LL – As minhas publicações decorrem da minha atividade de investigador que, por sua vez, está ligada à de professor universitário. Daí que as obras publicadas onde consta o meu nome como autor sejam de natureza diversa. São obras coordenadas por mim ou em que participei na sua coordenação e organização; obras em colaboração com outros autores e obras publicadas a título individual, para além de mais de três dezenas de artigos publicados em revistas científicas ou em livros de atas de encontros científicos. No caso concreto destas duas últimas obras, cujo lançamento acaba de ocorrer no Espaço Magnólia, em Lisboa, na Fnac do Norte Shopping, no Porto, e na Fnac de Faro, elas surgiram da investigação que realizei em torno de Eudoro de Sousa, autor de que me ocupei na minha Tese de Doutoramento. Não sendo ou não correspondendo ao texto da tese que defendi em provas públicas na Universidade do Porto, são textos que merecem ou mereceram interesse editorial por se tratar de um filósofo português de enorme qualidade e originalidade, praticamente desconhecido em Portugal, dado que desenvolveu grande parte da sua atividade reflexiva no Brasil, tendo sido um dos professores fundadores da Universidade de Brasília. Pretende-se, com estas obras, contribuir para suprimir esse desconhecimento. Apesar da obra publicada, não posso ser considerado um escritor no sentido literário do termo. Temo não ter sequer qualidade ou capacidade para me ocupar do texto literário, mas talvez um dia possa fazer algum tipo de tentativa nesse campo. Por agora mantenho-me no ensaio.
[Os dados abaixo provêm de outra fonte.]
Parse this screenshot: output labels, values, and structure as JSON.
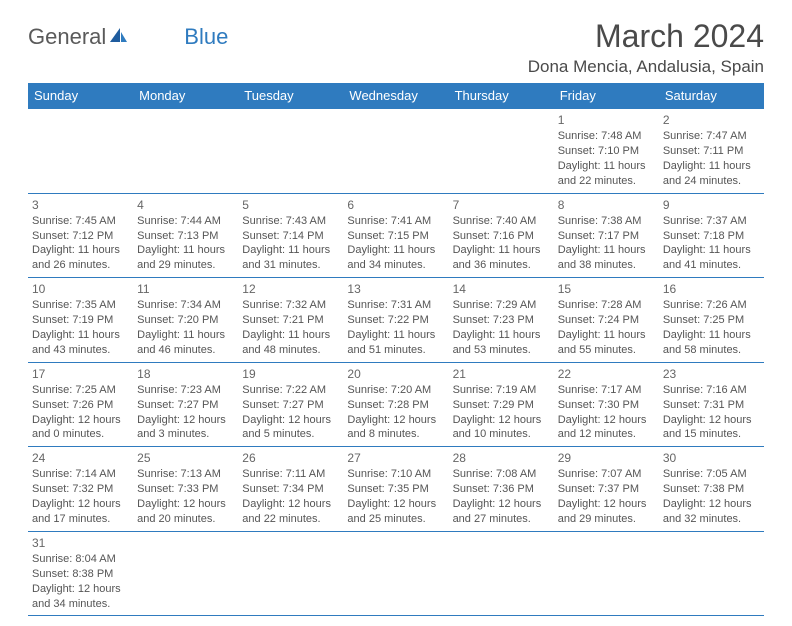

CL – A sua família, sobretudo a sua Mãe, certamente está orgulhosa pelo seu notável percurso. Sei que é uma questão sensível, mas não resisto a que comente quão estaria feliz o seu pai diante do sucesso do seu filho que sempre o apoiou convictamente?
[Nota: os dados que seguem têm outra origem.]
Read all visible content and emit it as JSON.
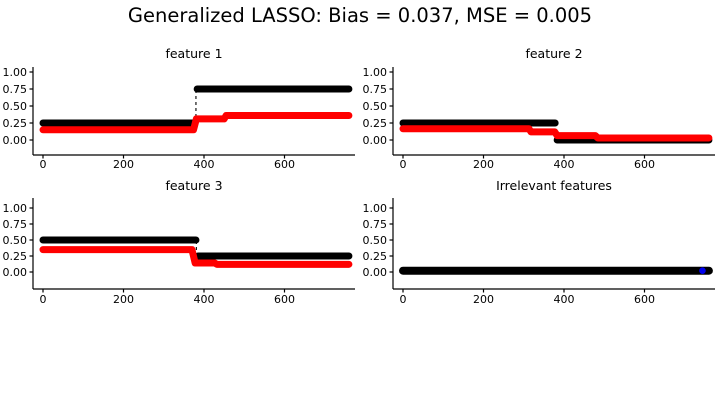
{
  "figure": {
    "suptitle": "Generalized LASSO: Bias = 0.037, MSE = 0.005",
    "background": "#ffffff"
  },
  "colors": {
    "true_series": "#000000",
    "estimate_series": "#ff0000",
    "highlight_dot": "#0000ee",
    "axis": "#000000"
  },
  "chart_data": [
    {
      "type": "line",
      "title": "feature 1",
      "row": "top",
      "grid": false,
      "legend": null,
      "xlim": [
        -25,
        775
      ],
      "ylim": [
        -0.22,
        1.07
      ],
      "xticks": [
        0,
        200,
        400,
        600
      ],
      "ytick_values": [
        0,
        0.25,
        0.5,
        0.75,
        1
      ],
      "ytick_labels": [
        "0.00",
        "0.25",
        "0.50",
        "0.75",
        "1.00"
      ],
      "series": [
        {
          "name": "true-signal",
          "color": "#000000",
          "kind": "segments",
          "width": 7,
          "data": [
            [
              0,
              378,
              0.25
            ],
            [
              383,
              760,
              0.75
            ]
          ]
        },
        {
          "name": "lasso-estimate",
          "color": "#ff0000",
          "kind": "steps",
          "width": 7,
          "data": [
            [
              0,
              0.15
            ],
            [
              374,
              0.15
            ],
            [
              381,
              0.31
            ],
            [
              450,
              0.31
            ],
            [
              455,
              0.36
            ],
            [
              760,
              0.36
            ]
          ]
        }
      ],
      "vlines": [
        {
          "x": 380,
          "from": 0.25,
          "to": 0.75,
          "style": "dashed",
          "color": "#000000"
        }
      ],
      "dots": []
    },
    {
      "type": "line",
      "title": "feature 2",
      "row": "top",
      "grid": false,
      "legend": null,
      "xlim": [
        -25,
        775
      ],
      "ylim": [
        -0.22,
        1.07
      ],
      "xticks": [
        0,
        200,
        400,
        600
      ],
      "ytick_values": [
        0,
        0.25,
        0.5,
        0.75,
        1
      ],
      "ytick_labels": [
        "0.00",
        "0.25",
        "0.50",
        "0.75",
        "1.00"
      ],
      "series": [
        {
          "name": "true-signal",
          "color": "#000000",
          "kind": "segments",
          "width": 7,
          "data": [
            [
              0,
              378,
              0.25
            ],
            [
              383,
              760,
              0
            ]
          ]
        },
        {
          "name": "lasso-estimate",
          "color": "#ff0000",
          "kind": "steps",
          "width": 7,
          "data": [
            [
              0,
              0.165
            ],
            [
              313,
              0.165
            ],
            [
              318,
              0.12
            ],
            [
              377,
              0.12
            ],
            [
              383,
              0.065
            ],
            [
              478,
              0.065
            ],
            [
              484,
              0.03
            ],
            [
              760,
              0.03
            ]
          ]
        }
      ],
      "vlines": [],
      "dots": []
    },
    {
      "type": "line",
      "title": "feature 3",
      "row": "bottom",
      "grid": false,
      "legend": null,
      "xlim": [
        -25,
        775
      ],
      "ylim": [
        -0.27,
        1.12
      ],
      "xticks": [
        0,
        200,
        400,
        600
      ],
      "ytick_values": [
        0,
        0.25,
        0.5,
        0.75,
        1
      ],
      "ytick_labels": [
        "0.00",
        "0.25",
        "0.50",
        "0.75",
        "1.00"
      ],
      "series": [
        {
          "name": "true-signal",
          "color": "#000000",
          "kind": "segments",
          "width": 7,
          "data": [
            [
              0,
              380,
              0.5
            ],
            [
              385,
              760,
              0.25
            ]
          ]
        },
        {
          "name": "lasso-estimate",
          "color": "#ff0000",
          "kind": "steps",
          "width": 7,
          "data": [
            [
              0,
              0.35
            ],
            [
              370,
              0.35
            ],
            [
              378,
              0.14
            ],
            [
              427,
              0.14
            ],
            [
              432,
              0.12
            ],
            [
              760,
              0.12
            ]
          ]
        }
      ],
      "vlines": [
        {
          "x": 381,
          "from": 0.25,
          "to": 0.5,
          "style": "dashed",
          "color": "#000000"
        }
      ],
      "dots": []
    },
    {
      "type": "line",
      "title": "Irrelevant features",
      "row": "bottom",
      "grid": false,
      "legend": null,
      "xlim": [
        -25,
        775
      ],
      "ylim": [
        -0.27,
        1.12
      ],
      "xticks": [
        0,
        200,
        400,
        600
      ],
      "ytick_values": [
        0,
        0.25,
        0.5,
        0.75,
        1
      ],
      "ytick_labels": [
        "0.00",
        "0.25",
        "0.50",
        "0.75",
        "1.00"
      ],
      "series": [
        {
          "name": "true-signal",
          "color": "#000000",
          "kind": "segments",
          "width": 8,
          "data": [
            [
              0,
              760,
              0.02
            ]
          ]
        }
      ],
      "vlines": [],
      "dots": [
        {
          "x": 744,
          "y": 0.02,
          "color": "#0000ee",
          "r": 3.3
        }
      ]
    }
  ]
}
LL – O meu Pai sempre foi e continua a ser muito presente na minha vida. Sempre presente em cada etapa, conquista, dificuldade superada ou felicidade vivida. Tenho memória de me ir buscar à escola do Bairro Operário onde estudei na primeira e na segunda classe, assim como tenho memória de me ir buscar aos treinos semanais que acabavam pelas 20h30 e de acompanhar nos jogos de futebol, aos fins de semana, muitas vezes transportando os colegas de equipa em jogos fora, à semelhança de outros Pais, quando o Município nos faltava com o seu apoio ao transporte. Guardo também memórias das frequentes chamadas à escola para que era convocado em virtude de algum comportamento meu menos adequado, mas saía de lá sempre com um sorriso. Naturalmente, muitas outras memórias guardo só para mim, mas sei que está feliz comigo, assim como está feliz com o meu Irmão e com os nossos Filhos, seus Netos. Está feliz, não por causa de qualquer tipo de sucesso ou de reconhecimento que possamos alcançar, mas porque nos deu a liberdade para fazermos as nossas escolhas – até para ser do Benfica, no caso do meu Irmão –, incutindo-nos valores para nos tornarmos bons homens e pessoas felizes com os percursos que traçámos. Como sei que estes eram os seus intentos enquanto Pai, sei que está muito feliz.
CL – Ainda jovem e ambicioso, que outras apostas poderemos esperar de Luís Lóia?
LL – Plantar mais árvores, escrever mais livros, ter mais filhos.
CL – Enquanto lacobrigense de gema, que “mensagem filosófica” deixa aos seus conterrâneos e sobretudo aos jovens?
LL – Que reconheçam a sorte de terem nascido ou viverem numa das cidades mais lindas que se conhece e que cuidem dela; que se deixem espantar com o maravilhoso que existe no mais ínfimo pormenor da realidade; que sejam curiosos para que possam descobrir, por si, o que é, verdadeiramente, o Bem, o Belo e o Bom e que procurem querer ser, sempre e a cada momento, uma melhor pessoa.